BIDV, another primarily state-owned bank, has also slashed its short-term lending rates by 0.5 per cent for selected customers. Mid-to long-term loans for manufacturing and business purposes can now enjoy rates lower than 10 per cent a year, down from the previous 10-11 per cent. Vietinbank, Agribank, Saigon-Hanoi Bank and many others have since followed suit.

The decision came after Prime Minister Nguyen Xuan Phuc met with 300 firms in Ho Chi Minh City on April 29. At the meeting, the PM asked the State Bank of Vietnam (SBV) to maintain reasonable interest rates for manufacturing and business loans, keep foreign exchange rates under control, and closely assist the business community in Vietnam.

Representing businesses at the meeting, Vu Tien Loc, chairman of the Vietnamese Chamber of Commerce and Industry, expressed his concern about high lending rates. According to Loc, although businesses in Vietnam are still struggling – with 58 per cent reporting losses in 2015 – borrowing costs remain the highest in ASEAN.

“The current inflation rates are under 1 per cent, but firms can only borrow with an 8 per cent minimum interest rate, which is absurd and cumbersome. I suggest that the banking sector lower its lending rates by at least 1 to 2 per cent to support businesses,” Loc reported.

Tran Bac Ha, chairman of BIDV, replied at the meeting that reducing lending rates would hurt the bank’s annual revenue by approximately VND400 billion ($17.9 million), as depository rates are already standing at 6 to 7 per cent. However, Ha stressed that BIDV is willing to share the burden with firms, and proposed some necessary actions to cut lending rates.

“I believe that this goal requires a combined effort from all sides. Firstly, the SBV should lessen the cash reserve ratio and refinancing rates, so that banks have sufficient funds for lending and operating. Secondly, to reduce pressure on interest rates as a whole, the government should consider releasing fewer governmental bonds. Thirdly, the banks themselves should trim their operational costs to improve the net income margin,” said Ha.
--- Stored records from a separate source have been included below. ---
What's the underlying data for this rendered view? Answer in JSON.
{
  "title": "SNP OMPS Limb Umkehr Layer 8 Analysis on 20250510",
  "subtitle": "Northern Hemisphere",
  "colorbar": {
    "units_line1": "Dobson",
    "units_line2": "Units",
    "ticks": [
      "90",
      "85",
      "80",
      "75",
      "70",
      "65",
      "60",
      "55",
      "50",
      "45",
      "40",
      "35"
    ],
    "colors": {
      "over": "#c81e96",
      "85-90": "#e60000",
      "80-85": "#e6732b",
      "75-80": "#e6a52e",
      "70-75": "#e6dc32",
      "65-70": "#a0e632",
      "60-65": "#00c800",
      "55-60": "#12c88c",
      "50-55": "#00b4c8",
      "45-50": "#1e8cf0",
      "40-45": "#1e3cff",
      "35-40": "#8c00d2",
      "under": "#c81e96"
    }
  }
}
SBV Governor Le Minh Hung noted that lending rates have already dropped by 60 per cent compared to 2011, when Vietnam experienced soaring inflation. However, Hung said, the central bank understands that the rates are still high for firms suffering in an unfavourable business climate, and so will work with financial institutions to maintain flexible monetary policies.

The SBV governor pointed out some obstacles that may prevent banks from further rate cuts. These include rising inflation rates, high depository rates, and foreign exchange pressures. The huge pile of non-performing debts is another long-standing problem that must be tackled as soon as possible.